Hall J D, Myers E W
Department of Molecular and Cellular Biology, University of Arizona, Tucson 85721.
Comput Appl Biosci. 1988 Mar;4(1):35-40. doi: 10.1093/bioinformatics/4.1.35.
We describe software for aligning protein or nucleic acid sequences based on the concept of match density. This method is especially useful for locating regions of short similarity between two longer sequences which may be largely dissimilar (e.g. locating active site regions in distantly related proteins). Our software is able to identify biologically interesting similarities between two sub-regions because it allows the user to control the matching parameters and the manner in which local alignments are selected for display. Furthermore, the collection and ranking of alignments for display uses a novel, highly efficient algorithm. We illustrate these features with several examples.

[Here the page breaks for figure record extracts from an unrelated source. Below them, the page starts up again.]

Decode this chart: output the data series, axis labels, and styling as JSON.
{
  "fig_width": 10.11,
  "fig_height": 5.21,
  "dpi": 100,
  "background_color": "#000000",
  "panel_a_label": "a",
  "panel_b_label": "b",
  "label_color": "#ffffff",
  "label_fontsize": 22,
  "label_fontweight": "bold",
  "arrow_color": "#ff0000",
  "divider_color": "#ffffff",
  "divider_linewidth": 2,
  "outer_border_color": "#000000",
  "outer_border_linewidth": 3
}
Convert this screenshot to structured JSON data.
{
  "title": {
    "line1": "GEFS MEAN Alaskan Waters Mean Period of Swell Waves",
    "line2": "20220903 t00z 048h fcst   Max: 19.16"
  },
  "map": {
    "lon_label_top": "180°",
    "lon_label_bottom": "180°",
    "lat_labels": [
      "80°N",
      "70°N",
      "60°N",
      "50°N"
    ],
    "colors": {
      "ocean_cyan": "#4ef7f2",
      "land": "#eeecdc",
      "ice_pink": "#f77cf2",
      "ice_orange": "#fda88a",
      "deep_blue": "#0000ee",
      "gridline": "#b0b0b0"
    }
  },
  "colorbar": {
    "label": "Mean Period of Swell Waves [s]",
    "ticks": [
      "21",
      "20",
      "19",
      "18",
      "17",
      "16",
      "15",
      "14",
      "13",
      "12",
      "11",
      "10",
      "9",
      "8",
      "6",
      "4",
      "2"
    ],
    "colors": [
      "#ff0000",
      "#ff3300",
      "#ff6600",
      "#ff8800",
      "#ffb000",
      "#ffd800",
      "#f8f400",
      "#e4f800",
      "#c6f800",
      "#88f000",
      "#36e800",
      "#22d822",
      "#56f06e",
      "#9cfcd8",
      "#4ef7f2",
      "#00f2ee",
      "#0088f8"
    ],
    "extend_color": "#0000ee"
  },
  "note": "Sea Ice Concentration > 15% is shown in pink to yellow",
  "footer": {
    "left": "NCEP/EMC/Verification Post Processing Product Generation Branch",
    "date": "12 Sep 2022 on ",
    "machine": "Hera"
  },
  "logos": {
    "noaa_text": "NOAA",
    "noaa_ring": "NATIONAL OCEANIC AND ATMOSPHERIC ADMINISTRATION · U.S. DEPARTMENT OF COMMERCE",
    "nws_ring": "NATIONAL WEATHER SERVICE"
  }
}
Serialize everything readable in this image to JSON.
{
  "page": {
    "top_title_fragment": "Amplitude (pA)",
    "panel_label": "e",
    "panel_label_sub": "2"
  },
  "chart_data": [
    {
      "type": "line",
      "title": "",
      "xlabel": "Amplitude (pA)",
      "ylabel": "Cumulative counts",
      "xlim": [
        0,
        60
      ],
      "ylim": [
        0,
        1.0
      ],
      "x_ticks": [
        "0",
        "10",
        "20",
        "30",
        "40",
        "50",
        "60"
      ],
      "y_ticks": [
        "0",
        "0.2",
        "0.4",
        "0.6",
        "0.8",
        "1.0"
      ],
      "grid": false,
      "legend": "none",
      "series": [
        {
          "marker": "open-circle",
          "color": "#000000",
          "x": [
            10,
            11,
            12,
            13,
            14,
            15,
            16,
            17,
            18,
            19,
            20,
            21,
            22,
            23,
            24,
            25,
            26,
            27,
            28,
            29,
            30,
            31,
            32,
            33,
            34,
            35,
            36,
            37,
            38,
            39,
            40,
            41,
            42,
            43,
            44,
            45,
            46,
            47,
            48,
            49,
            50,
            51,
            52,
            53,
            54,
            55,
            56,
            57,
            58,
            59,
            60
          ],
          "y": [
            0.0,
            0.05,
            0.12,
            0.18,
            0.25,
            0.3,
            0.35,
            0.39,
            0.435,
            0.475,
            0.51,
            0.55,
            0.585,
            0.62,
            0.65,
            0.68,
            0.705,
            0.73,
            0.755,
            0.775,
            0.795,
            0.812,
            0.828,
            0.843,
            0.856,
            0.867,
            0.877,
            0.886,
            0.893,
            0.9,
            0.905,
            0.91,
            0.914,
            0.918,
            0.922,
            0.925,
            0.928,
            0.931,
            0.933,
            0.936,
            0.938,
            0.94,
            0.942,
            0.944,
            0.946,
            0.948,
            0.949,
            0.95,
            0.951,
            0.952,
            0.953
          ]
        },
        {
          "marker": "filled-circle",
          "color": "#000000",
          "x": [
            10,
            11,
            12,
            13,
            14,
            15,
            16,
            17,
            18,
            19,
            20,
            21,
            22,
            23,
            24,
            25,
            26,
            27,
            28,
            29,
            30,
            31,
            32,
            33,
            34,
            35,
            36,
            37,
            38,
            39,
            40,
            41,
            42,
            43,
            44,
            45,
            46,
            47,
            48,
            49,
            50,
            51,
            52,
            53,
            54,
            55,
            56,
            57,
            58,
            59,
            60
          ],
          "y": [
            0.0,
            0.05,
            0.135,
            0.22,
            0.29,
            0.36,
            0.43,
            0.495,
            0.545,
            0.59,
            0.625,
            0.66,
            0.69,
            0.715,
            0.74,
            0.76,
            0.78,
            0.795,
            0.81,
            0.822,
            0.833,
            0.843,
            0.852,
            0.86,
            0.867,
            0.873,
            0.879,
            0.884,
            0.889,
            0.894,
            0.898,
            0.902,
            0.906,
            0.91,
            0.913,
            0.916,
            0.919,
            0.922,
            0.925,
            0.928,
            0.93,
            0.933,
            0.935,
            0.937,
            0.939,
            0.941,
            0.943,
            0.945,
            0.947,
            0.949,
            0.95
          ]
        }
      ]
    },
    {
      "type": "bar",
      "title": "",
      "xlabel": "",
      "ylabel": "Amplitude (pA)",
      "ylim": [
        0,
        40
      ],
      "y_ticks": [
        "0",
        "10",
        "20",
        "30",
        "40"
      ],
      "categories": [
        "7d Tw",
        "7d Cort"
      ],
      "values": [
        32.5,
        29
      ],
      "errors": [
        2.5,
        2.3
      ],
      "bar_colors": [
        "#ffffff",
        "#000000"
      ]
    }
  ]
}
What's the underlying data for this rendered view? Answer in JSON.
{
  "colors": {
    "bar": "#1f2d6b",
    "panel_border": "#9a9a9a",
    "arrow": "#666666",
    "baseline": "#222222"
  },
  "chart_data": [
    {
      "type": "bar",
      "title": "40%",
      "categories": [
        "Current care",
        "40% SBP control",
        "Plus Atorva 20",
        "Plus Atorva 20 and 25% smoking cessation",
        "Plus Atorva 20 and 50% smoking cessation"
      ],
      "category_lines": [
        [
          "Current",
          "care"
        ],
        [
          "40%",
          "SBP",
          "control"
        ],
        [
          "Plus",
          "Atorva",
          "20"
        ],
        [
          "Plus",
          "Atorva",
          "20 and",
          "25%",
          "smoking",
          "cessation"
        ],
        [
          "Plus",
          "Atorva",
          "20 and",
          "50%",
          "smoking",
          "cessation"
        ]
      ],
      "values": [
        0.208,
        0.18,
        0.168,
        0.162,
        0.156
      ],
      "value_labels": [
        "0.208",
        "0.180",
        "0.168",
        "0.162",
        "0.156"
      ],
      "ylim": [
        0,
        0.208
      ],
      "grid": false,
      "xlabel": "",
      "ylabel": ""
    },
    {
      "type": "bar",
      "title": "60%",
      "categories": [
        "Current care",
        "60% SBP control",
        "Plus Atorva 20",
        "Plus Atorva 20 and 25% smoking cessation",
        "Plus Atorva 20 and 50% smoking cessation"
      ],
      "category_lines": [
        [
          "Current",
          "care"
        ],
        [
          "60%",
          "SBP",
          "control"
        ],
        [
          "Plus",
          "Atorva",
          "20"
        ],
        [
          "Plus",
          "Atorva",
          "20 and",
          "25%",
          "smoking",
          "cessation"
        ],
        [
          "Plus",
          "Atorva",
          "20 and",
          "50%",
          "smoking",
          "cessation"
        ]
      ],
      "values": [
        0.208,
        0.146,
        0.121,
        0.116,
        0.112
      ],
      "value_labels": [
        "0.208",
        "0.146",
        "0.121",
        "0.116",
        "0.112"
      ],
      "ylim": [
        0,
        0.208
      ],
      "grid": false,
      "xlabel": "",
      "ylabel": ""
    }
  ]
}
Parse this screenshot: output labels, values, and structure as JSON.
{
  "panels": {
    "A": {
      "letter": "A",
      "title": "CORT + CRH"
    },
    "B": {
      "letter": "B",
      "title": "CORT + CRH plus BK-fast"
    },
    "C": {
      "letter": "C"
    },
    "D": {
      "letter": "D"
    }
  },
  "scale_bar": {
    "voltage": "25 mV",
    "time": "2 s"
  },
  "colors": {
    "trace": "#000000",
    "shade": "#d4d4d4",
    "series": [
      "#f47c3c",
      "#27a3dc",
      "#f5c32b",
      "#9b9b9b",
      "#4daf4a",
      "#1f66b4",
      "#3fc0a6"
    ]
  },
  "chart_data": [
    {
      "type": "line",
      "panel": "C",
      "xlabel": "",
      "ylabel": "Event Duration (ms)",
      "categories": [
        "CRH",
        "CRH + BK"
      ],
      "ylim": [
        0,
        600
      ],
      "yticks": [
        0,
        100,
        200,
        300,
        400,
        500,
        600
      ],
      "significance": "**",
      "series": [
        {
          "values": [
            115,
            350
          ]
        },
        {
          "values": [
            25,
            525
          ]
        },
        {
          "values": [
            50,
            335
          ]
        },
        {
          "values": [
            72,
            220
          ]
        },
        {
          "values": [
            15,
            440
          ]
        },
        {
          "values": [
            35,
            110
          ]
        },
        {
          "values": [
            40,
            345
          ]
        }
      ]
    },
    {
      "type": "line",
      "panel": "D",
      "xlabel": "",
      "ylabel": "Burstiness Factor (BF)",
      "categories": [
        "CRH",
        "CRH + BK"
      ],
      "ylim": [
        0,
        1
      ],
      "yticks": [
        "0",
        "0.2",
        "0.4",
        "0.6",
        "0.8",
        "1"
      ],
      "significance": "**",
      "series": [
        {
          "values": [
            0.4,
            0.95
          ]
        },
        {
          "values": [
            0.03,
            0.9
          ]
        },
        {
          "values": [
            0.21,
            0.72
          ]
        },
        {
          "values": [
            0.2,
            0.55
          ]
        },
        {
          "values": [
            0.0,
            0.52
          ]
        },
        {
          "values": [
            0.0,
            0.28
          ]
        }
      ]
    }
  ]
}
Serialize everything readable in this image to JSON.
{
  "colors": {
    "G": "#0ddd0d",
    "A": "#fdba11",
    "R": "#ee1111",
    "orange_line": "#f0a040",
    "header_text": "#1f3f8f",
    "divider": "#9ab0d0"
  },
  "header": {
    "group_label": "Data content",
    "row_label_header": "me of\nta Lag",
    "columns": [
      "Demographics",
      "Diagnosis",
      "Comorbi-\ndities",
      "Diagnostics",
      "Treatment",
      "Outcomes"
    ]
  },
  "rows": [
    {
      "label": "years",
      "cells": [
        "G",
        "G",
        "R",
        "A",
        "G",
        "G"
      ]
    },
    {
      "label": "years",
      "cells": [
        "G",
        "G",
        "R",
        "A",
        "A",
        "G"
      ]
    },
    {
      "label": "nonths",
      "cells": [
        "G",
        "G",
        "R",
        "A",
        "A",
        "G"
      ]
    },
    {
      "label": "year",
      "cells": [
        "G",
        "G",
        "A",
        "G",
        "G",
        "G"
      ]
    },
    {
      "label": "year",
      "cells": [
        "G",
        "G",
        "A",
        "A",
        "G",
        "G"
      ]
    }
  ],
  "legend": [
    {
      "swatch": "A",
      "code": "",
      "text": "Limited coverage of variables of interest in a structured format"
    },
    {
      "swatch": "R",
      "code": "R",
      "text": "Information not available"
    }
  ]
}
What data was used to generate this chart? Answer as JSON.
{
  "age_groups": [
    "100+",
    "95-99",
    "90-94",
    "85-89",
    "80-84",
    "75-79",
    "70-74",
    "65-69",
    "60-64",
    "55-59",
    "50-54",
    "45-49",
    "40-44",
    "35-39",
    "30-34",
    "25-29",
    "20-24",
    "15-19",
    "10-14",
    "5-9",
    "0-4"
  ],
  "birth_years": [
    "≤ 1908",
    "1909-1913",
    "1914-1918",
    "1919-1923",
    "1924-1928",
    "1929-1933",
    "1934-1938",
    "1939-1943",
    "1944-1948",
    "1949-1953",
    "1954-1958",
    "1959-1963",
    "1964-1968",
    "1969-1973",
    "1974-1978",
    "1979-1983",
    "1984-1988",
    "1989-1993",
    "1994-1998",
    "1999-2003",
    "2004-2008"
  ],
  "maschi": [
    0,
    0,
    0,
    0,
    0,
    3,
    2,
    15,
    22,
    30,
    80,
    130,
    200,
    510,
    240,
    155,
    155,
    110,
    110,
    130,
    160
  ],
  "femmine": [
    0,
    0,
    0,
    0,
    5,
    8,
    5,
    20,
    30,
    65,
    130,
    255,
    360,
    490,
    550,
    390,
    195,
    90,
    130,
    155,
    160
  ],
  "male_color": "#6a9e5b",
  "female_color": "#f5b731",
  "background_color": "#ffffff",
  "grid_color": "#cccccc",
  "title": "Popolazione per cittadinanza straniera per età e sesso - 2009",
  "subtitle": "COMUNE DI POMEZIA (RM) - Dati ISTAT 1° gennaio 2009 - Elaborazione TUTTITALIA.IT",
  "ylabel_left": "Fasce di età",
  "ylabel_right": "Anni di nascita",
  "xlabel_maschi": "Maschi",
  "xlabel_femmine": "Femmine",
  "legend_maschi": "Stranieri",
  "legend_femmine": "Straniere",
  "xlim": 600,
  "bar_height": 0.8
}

In addition, we show that this tool can be used to find a new conserved sequence in several viral DNA polymerases, which, we suggest, occurs at a functionally important enzymatic site.
我们描述了一种基于匹配密度概念来比对蛋白质或核酸序列的软件。这种方法对于定位两条较长序列之间短相似度区域特别有用,这两条序列可能在很大程度上不相似(例如,在远缘相关蛋白质中定位活性位点区域)。我们的软件能够识别两个子区域之间具有生物学意义的相似性,因为它允许用户控制匹配参数以及选择用于显示的局部比对的方式。此外,用于显示的比对的收集和排序使用了一种新颖、高效的算法。我们用几个例子说明了这些特征。此外,我们表明该工具可用于在几种病毒DNA聚合酶中找到一个新的保守序列,我们认为该序列出现在一个功能重要的酶位点。